View this blog on my personal site: www.kalebgarner.dev/work/r-memory
Have you ever noticed that LLMs have a hard time remembering smaller, specific details? You could go from a highly productive, multi-turn conversation to a complete change in direction when the model forgets a crucial piece of information mentioned just a few minutes ago. This isn't a quirk; it is an architectural flaw. While LLMs are great with reasoning, they should not be utilized as a database.
When you think about high-stakes, detail-oriented fields like medicine, using the LLM's short-term memory is not reliable and, at times, not safe. But there is a way to make our critical details persistent, structured, and immune to being pushed out of a context window.
Finite Memory in LLMs
Before we take a deeper dive, what exactly are context windows?
A context window is the amount of text an LLM can "remember" at one time. The text in this window is what is processed by the model to generate its next response. But there is a key design flaw with these context windows when it comes to longer, complex conversations.
The biggest issue is that this window is finite. As you continue your conversation and feed the model more tokens, older information is pushed out of the window and lost for the rest of the conversation. This is often referred to as context window overflow. If you mention a detail in the context window, then change the conversation, after a couple of turns, that detail is lost to the overflow.

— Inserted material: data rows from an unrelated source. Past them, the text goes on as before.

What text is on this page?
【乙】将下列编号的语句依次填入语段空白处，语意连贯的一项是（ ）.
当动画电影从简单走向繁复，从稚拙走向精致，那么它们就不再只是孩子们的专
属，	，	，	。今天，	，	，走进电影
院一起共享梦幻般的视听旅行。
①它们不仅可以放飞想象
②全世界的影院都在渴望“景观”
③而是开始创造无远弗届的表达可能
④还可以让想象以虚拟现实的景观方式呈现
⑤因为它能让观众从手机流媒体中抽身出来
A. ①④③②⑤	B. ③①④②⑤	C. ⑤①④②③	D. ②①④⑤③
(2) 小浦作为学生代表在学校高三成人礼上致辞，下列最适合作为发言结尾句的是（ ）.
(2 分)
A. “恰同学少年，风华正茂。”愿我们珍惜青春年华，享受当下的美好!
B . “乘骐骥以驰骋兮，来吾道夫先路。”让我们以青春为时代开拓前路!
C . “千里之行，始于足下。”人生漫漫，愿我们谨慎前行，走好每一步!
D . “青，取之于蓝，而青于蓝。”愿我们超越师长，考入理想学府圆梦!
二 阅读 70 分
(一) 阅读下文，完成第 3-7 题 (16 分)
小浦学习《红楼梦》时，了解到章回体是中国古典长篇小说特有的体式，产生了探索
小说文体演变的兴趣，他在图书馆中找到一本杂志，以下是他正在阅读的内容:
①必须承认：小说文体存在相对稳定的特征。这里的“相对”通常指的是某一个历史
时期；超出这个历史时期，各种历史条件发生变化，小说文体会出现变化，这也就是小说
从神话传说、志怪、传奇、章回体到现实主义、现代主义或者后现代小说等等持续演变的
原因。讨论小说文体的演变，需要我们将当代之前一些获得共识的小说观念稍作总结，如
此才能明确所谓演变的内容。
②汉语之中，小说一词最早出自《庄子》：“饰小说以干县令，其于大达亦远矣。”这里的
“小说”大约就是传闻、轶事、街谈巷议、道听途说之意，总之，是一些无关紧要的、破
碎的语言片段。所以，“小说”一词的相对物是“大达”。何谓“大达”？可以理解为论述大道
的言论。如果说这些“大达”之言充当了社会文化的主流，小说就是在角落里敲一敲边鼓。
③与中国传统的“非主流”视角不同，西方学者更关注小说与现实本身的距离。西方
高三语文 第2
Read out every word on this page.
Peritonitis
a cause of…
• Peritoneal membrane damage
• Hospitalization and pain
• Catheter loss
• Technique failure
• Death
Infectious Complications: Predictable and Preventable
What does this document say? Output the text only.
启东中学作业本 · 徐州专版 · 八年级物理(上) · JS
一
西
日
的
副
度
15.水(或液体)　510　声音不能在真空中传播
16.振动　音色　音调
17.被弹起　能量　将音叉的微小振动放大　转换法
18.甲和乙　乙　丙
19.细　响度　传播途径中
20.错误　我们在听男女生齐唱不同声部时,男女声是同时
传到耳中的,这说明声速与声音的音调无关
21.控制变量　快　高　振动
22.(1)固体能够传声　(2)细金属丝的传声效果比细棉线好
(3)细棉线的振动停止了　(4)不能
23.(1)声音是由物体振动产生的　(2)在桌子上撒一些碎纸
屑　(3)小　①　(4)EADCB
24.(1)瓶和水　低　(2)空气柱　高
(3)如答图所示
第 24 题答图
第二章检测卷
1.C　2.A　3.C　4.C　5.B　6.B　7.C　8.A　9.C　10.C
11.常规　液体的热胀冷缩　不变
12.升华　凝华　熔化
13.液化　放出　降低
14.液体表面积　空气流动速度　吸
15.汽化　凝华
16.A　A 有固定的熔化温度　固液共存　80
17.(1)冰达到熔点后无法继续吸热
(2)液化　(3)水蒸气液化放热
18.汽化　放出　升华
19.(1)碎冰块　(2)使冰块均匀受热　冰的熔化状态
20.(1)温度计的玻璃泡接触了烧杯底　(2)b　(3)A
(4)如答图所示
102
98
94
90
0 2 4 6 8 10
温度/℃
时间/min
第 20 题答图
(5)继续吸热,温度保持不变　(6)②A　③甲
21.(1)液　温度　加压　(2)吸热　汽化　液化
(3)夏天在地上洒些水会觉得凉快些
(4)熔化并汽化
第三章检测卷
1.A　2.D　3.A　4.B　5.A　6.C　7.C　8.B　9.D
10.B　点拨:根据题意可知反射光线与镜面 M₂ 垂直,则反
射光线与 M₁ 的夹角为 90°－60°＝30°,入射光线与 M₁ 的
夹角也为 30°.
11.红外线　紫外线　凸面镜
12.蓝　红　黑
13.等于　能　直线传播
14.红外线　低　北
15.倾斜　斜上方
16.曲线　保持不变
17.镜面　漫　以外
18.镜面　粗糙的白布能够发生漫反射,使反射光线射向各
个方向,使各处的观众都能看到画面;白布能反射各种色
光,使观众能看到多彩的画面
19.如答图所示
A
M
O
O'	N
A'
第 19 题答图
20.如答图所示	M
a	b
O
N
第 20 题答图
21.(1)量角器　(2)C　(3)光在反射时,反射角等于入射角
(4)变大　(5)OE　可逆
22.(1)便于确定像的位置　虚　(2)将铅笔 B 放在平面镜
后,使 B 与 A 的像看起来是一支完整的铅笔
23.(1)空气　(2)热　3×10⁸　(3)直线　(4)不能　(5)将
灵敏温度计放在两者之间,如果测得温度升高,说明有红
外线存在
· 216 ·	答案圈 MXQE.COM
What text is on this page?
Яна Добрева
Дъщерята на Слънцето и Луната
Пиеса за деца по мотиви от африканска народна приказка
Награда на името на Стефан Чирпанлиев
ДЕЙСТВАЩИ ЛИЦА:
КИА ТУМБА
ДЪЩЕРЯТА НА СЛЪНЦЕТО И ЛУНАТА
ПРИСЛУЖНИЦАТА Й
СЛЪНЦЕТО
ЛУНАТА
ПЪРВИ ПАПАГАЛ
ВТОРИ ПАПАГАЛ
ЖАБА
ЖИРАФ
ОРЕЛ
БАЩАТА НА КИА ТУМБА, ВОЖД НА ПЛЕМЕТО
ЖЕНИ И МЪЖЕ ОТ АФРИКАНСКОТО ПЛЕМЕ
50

This limitation can cause major issues when it comes to crucial details in fields like medicine, law, and finance. When it comes to these high-stakes conversations, forgetting a single detail can be catastrophic.
The Cost of Forgetting
Let's picture an LLM being used in a clinical setting, designed to assist doctors in diagnosing patients.
Crucial Detail
A new patient, John Doe, is seen for an initial physical. During the history intake, a key detail is mentioned: "I am severely allergic to Penicillin."
The LLM processes this detail and logs it into the current context window alongside the rest of the visit notes.
Token Overflow
Two days later, Mr. Doe returns to the clinic complaining of a severe sore throat. Since then, the doctor has used the same model for research, intake for different patients, and other daily tasks, generating thousands of tokens that are now stored in the context window.
The doctor orders a rapid strep test, which returns positive. The doctor asks the LLM: "Patient John Doe has tested positive for Strep. Recommend the standard first-line antibiotic."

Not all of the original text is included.